Why it matters
Our brands can enhance people's health, hygiene and well-being. Yet achieving lasting improvements in health depends on people changing their everyday habits. This is what our hygiene programmes set out to achieve.
The challenge
It has been long understood that simple hygiene habits like washing hands with soap can contribute to the prevention of communicable diseases.
Preventable diseases, resulting from poor hygiene and sanitation, still pose a significant global health challenge. Every year over 3.5 million children die before the age of five because of diarrhoea and acute respiratory infections. One billion people lack access to safe drinking water. Tooth decay and gum disease affect the majority of people in both developed and developing countries.
Much of this is preventable by promoting good hygiene habits in everyday routines. Studies show that handwashing with soap is one of the most effective and inexpensive ways to prevent diarrhoeal diseases. This simple habit could help cut deaths from diarrhoea by almost half and deaths from acute respiratory infections by a quarter. Brushing teeth twice daily with a fluoridated toothpaste helps prevent tooth decay and gum disease.

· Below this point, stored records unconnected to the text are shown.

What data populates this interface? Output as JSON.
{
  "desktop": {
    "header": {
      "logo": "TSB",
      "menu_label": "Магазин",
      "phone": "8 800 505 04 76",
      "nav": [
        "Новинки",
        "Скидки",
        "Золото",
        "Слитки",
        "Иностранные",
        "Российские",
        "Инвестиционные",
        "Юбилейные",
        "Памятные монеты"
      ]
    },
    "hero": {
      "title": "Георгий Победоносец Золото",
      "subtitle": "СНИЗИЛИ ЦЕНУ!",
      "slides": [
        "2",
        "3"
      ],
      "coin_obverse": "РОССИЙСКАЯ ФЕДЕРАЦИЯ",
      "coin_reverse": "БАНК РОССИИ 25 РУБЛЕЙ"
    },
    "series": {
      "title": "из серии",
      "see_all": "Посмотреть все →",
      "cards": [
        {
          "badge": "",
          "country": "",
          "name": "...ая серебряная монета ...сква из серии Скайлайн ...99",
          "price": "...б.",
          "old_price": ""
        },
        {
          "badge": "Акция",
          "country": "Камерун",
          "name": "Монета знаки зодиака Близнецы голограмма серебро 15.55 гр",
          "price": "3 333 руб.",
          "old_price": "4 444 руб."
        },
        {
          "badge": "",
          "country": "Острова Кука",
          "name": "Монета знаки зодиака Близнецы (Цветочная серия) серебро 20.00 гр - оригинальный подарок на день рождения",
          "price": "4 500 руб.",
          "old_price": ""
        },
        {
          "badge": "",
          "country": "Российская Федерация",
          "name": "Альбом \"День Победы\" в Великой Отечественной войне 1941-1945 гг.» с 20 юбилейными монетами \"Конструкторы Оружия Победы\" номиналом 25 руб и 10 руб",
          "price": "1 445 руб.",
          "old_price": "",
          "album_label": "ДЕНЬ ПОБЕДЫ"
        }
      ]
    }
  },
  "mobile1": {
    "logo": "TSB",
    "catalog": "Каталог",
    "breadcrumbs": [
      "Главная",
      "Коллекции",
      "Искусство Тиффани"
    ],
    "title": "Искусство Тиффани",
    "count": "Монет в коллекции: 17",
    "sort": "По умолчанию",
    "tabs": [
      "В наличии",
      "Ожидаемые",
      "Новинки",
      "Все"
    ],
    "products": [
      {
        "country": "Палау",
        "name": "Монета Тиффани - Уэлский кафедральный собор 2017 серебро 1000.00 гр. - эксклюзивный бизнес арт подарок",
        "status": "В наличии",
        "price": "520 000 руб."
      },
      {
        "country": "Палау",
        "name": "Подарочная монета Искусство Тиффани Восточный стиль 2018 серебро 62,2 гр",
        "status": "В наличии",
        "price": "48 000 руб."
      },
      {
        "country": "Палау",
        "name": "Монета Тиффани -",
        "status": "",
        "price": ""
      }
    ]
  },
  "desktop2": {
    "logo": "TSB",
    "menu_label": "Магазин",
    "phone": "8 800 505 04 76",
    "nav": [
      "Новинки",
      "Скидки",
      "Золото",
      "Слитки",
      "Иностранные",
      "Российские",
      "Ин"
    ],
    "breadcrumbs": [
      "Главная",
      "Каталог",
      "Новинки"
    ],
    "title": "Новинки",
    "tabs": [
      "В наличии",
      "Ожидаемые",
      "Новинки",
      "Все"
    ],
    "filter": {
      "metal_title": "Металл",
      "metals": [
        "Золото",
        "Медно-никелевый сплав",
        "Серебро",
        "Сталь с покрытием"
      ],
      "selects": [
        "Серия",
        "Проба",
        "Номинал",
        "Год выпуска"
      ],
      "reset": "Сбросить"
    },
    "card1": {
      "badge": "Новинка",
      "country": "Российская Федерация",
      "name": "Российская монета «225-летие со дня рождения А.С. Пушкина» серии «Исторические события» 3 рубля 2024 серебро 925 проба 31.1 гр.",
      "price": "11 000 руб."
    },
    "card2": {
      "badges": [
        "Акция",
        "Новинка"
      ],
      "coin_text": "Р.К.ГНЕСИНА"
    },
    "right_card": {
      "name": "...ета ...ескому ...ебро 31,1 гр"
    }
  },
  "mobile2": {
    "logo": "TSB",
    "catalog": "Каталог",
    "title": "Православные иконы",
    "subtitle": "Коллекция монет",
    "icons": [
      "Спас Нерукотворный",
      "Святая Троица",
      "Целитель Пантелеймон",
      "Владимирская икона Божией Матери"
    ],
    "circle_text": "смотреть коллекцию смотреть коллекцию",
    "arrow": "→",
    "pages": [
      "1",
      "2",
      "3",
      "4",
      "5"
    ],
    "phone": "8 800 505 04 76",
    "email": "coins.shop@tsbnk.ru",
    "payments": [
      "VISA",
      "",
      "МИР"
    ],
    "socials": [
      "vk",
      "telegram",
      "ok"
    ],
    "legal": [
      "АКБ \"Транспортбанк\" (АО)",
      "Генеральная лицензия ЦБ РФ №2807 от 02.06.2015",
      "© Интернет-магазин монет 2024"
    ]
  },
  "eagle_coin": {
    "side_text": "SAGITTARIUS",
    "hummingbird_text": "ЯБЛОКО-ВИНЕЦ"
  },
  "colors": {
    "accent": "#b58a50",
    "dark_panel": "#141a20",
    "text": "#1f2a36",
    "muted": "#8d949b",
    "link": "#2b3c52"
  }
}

Making good-quality products such as soap and toothpaste available to consumers is the crucial starting point. Nearly half of Lifebuoy’s sales are in rural Asia and Africa, where many people live on less than US$1 per day and basic hygiene is vital to good health. Yet products alone are often not enough if people do not change their habits. Understanding what triggers improved habits lies at the heart of making sustainable improvements to hygiene. Lifebuoy’s social mission is to bring safety, security and health to 5 billion people through the active promotion of handwashing with soap. The brand has long-standing programmes to support this ambition.
At the same time, we have been at the forefront of developing techniques to monitor and evaluate the effectiveness of such programmes.